The scattershot musings of a Los Angeles appellate attorney and devotee of popular culture
Thursday, January 26, 2006
Sgt. Rock and Roll
When I was a kid, the first comic books I enjoyed were DC's war comics. And the best DC war comics were the reprint books (of which there were a lot, as DC and Marvel engaged in a war over newsstand placement, and reprint comics were the cheapest way to crank out volume), because they would contain stories from the sixties drawn by Joe Kubert.
Kubert's art was unlike any other comics artist's. His trademarks were a lively, organic line that communicated much with a few strokes; impeccable pacing; characters with a haunted look in their eyes (ideal for war comics); and, in an era when DC's layouts tended toward the staid, wild "camera angles" that could take the reader's breath away.

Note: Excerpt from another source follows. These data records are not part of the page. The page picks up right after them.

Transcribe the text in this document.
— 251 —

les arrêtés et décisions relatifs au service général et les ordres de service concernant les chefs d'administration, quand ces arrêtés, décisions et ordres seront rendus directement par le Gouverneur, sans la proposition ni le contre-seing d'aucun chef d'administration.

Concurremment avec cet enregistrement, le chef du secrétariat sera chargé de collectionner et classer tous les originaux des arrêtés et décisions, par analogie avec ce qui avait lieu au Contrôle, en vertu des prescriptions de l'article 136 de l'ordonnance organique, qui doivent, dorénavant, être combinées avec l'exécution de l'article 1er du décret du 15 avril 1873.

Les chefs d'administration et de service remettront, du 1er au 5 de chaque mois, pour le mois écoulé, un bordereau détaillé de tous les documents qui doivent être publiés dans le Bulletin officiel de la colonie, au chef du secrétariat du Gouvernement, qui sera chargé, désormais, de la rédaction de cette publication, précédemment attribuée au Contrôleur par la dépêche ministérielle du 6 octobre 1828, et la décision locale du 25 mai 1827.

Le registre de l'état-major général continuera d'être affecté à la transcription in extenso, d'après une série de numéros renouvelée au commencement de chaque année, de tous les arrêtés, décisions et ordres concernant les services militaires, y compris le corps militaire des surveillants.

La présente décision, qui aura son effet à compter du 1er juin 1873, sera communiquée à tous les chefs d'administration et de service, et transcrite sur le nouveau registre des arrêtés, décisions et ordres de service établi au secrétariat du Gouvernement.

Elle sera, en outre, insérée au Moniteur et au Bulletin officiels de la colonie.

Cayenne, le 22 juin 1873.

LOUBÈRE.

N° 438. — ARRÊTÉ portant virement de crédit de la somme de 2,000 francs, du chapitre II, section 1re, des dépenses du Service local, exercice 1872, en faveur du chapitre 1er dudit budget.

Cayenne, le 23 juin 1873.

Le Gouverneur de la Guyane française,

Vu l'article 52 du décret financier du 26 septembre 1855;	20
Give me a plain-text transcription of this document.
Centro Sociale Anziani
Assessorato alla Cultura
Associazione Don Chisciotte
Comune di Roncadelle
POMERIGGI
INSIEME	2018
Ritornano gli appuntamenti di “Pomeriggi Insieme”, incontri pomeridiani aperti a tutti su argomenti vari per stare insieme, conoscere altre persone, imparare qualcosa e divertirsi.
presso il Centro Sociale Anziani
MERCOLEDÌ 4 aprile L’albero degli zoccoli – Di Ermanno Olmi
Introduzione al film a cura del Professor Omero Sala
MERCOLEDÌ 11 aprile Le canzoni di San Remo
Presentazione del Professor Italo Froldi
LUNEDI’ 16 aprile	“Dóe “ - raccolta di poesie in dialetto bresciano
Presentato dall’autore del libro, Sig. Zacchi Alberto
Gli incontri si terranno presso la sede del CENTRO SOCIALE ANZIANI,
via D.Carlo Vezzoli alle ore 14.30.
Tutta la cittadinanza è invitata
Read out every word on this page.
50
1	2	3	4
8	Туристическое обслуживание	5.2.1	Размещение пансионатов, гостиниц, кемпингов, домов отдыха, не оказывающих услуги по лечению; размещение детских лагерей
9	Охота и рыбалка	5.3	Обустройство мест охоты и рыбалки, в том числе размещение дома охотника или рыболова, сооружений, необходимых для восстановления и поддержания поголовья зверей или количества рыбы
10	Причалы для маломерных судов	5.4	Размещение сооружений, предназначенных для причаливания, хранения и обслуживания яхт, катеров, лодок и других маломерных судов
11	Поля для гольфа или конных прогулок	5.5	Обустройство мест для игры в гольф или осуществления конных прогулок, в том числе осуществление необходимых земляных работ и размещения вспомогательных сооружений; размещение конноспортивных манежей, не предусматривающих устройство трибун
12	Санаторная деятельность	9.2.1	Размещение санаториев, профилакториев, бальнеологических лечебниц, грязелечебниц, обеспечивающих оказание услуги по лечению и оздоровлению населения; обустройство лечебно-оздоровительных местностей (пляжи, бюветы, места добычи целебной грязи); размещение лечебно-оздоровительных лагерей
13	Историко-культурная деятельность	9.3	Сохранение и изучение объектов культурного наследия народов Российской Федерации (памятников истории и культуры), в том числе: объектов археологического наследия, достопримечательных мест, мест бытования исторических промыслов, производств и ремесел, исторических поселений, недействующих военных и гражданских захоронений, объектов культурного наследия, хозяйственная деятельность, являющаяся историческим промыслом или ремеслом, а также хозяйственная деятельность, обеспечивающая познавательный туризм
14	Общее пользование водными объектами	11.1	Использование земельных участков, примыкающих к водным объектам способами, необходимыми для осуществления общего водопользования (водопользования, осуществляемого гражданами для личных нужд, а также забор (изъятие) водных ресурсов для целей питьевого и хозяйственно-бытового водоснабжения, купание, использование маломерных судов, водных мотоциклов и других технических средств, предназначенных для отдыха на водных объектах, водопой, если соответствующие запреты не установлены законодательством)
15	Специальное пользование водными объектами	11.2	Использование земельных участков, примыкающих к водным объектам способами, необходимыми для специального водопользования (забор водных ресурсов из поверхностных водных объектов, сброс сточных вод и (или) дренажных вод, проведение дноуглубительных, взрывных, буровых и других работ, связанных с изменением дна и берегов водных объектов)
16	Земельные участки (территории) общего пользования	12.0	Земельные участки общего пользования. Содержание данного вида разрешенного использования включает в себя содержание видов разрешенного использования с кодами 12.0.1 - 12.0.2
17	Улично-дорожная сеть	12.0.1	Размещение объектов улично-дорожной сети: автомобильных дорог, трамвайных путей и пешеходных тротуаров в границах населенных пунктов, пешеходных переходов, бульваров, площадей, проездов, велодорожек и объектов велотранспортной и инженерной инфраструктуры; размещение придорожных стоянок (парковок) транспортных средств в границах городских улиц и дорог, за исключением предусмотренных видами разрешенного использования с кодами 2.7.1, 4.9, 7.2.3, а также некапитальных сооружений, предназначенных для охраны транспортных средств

In the late fifties, Kubert essentially created the look of the DC war comics, particularly with his flagship feature, Sgt. Rock. Rock's character evolved over a few stories, but then settled into the long run. His lead feature in OUR ARMY AT WAR lasted from the fifties into the mid-seventies, when Rock finally got his own series. Rock's feature petered out in the early eighties, with occasional reprint miniseries; and Kubert devoted more of his attention to his comic illustrator's school.
Yet, incredibly, over forty-five years after first drawing Rock, Kubert is still around; and he's once again drawing the combat-happy joes of Easy Company. A few years ago, he drew a Rock graphic novel, Between Hell and a Hard Place, written by Brian Azzerelllo. And now he is writing and drawing (and lettering and coloring!) a new Sgt. Rock miniseries. Even more incredibly, his artwork now is even better than it was then, as the art on the left shows.
Most comebacks are disappointments. But sometimes what seems like a comeback is only a second wind.